Johann Wolfgang von Goethe

Translated by Bailey Saunders (1892)

Life and Character



The secret places in the way of life may not and cannot be revealed: there are rocks of offence on which every traveller must stumble. But the poet points to where they are.


It would not be worth while to see seventy years if all the wisdom of this world were foolishness with God.


The true is Godlike: we do not see it itself; we must guess at it through its manifestations.


The real scholar learns how to evolve the unknown from the known, and draws near the master.


In the smithy the iron is softened by blowing up the fire, and taking the dross from the bar. As soon as it is purified, it is beaten and pressed, and becomes firm again by the addition of fresh water. The same thing happens to a man at the hands of his teacher.


What belongs to a man, he cannot get rid of, even though he throws it away.


Of true religions there are only two: one of them recognises and worships the Holy that without form or shape dwells in and around us; and the other recognises and worships it in its fairest form. Everything that lies between these two is idolatry.


It is undeniable that in the Reformation the human mind tried to free itself; and the renaissance of Greek and Roman antiquity brought about the wish and longing for a freer, more seemly, and elegant life. The movement was favoured in no small degree by the fact that men's hearts aimed at returning to a certain simple state of nature, while the imagination sought to concentrate itself.


The Saints were all at once driven from heaven; and senses, thought, and heart were turned from a divine mother with a tender child, to the grown man doing good and suffering evil, who was later transfigured into a being half-divine in its nature, and then recognised and honoured as God himself. He stood against a background where the Creator had opened out the universe; a spiritual influence went out from him; his sufferings were adopted as an example, and his transfiguration was the pledge of everlastingness.


As a coal is revived by incense, so prayer revives the hopes of the heart.


From a strict point of view we must have a reformation of ourselves every day, and protest against others, even though it be in no religious sense.


It should be our earnest endeavour to use words coinciding as closely as possible with what we feel, see, think, experience, imagine, and reason. It is an endeavour which we cannot evade, and which is daily to be renewed.

Let every man examine himself, and he will find this a much harder task than he might suppose; for, unhappily, a man usually takes words as mere make-shifts; his knowledge and his thought are in most cases better than his method of expression.

False, irrelevant, and futile ideas may arise in ourselves and others, or find their way into us from without. Let us persist in the effort to remove them as far as we can, by plain and honest purpose.


As we grow older, the ordeals grow greater.


Where I cannot be moral, my power is gone.


A man is not deceived by others, he deceives himself.


Laws are all made by old people and by men. Youths and women want the exceptions, old people the rules.

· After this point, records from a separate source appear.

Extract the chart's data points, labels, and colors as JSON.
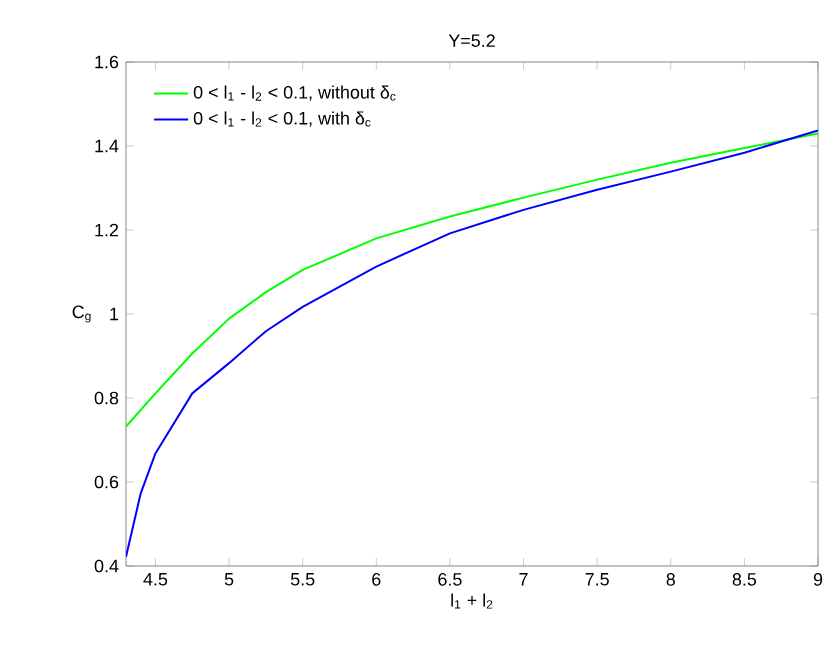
{
  "chart_data": {
    "type": "line",
    "title": "Y=5.2",
    "xlabel": "l$_{1}$ + l$_{2}$",
    "ylabel": "C$_{g}$",
    "xlim": [
      4.3,
      9
    ],
    "ylim": [
      0.4,
      1.6
    ],
    "xticks": [
      4.5,
      5,
      5.5,
      6,
      6.5,
      7,
      7.5,
      8,
      8.5,
      9
    ],
    "yticks": [
      0.4,
      0.6,
      0.8,
      1,
      1.2,
      1.4,
      1.6
    ],
    "legend": "top left",
    "grid": false,
    "marker": "none",
    "line_style": "solid",
    "series": [
      {
        "name": "0 < l$_{1}$ - l$_{2}$ < 0.1, without δ$_{c}$",
        "color": "#00ff00",
        "x": [
          4.3,
          4.5,
          4.75,
          5,
          5.25,
          5.5,
          6,
          6.5,
          7,
          7.5,
          8,
          8.5,
          9
        ],
        "values": [
          0.732,
          0.811,
          0.906,
          0.989,
          1.052,
          1.105,
          1.18,
          1.232,
          1.277,
          1.32,
          1.36,
          1.395,
          1.43
        ]
      },
      {
        "name": "0 < l$_{1}$ - l$_{2}$ < 0.1, with δ$_{c}$",
        "color": "#0000ff",
        "x": [
          4.3,
          4.4,
          4.5,
          4.75,
          5,
          5.25,
          5.5,
          6,
          6.5,
          7,
          7.5,
          8,
          8.5,
          9
        ],
        "values": [
          0.422,
          0.573,
          0.668,
          0.811,
          0.883,
          0.959,
          1.017,
          1.113,
          1.192,
          1.248,
          1.296,
          1.339,
          1.384,
          1.437
        ]
      }
    ]
  }
}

It is not the intelligent man who rules, but intelligence; not the wise man, but wisdom.


To praise a man is to put oneself on his level.


It is not enough to know, we must also apply; it is not enough to will, we must also do.

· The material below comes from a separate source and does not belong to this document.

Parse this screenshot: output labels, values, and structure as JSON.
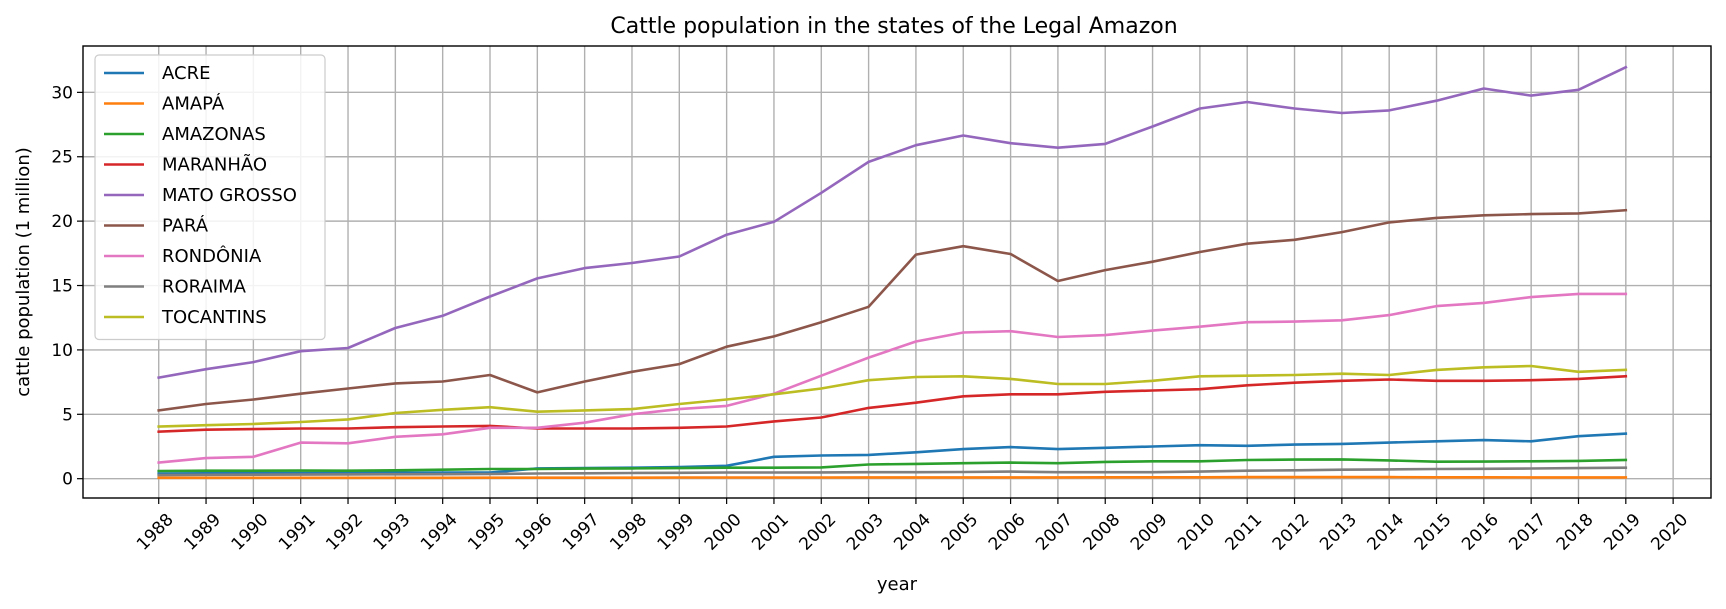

Chinese, Indian, and Egyptian antiquities are never more than curiosities; it is well to make acquaintance with them; but in point of moral and aesthetic culture they can help us little.


The German runs no greater danger than to advance with and by the example of his neighbours. There is perhaps no nation that is fitter for the process of self-development; so that it has proved of the greatest advantage to Germany to have obtained the notice of the world so late.


Even men of insight do not see that they try to explain things which lie at the foundation of our experience, and in which we must simply acquiesce.

Yet still the attempt may have its advantage, as otherwise we should break off our researches too soon.


From this time forward, if a man does not apply himself to some art or handiwork, he will be in a bad way. In the rapid changes of the world, knowledge is no longer a furtherance; by the time a man has taken note of everything, he has lost himself.


Besides, in these days the world forces universal culture upon us, and so we need not trouble ourselves further about it; we must appropriate some particular culture.


The greatest difficulties lie where we do not look for them.


Our interest in public events is mostly the merest philistinism.


Nothing is more highly to be prized than the value of each day.


Pereant qui ante nos nostra dixerunt! This is so strange an utterance, that it could only have come from one who fancied himself autochthonous. The man who looks upon it as an honour to be descended from wise ancestors, will allow them at least as much common-sense as he allows himself.


Strictly speaking, everything depends upon a man's intentions; where these exist, thoughts appear; and as the intentions are, so are the thoughts.


If a man lives long in a high position, he does not, it is true, experience all that a man can experience; but he experiences things like them, and perhaps some things that have no parallel elsewhere.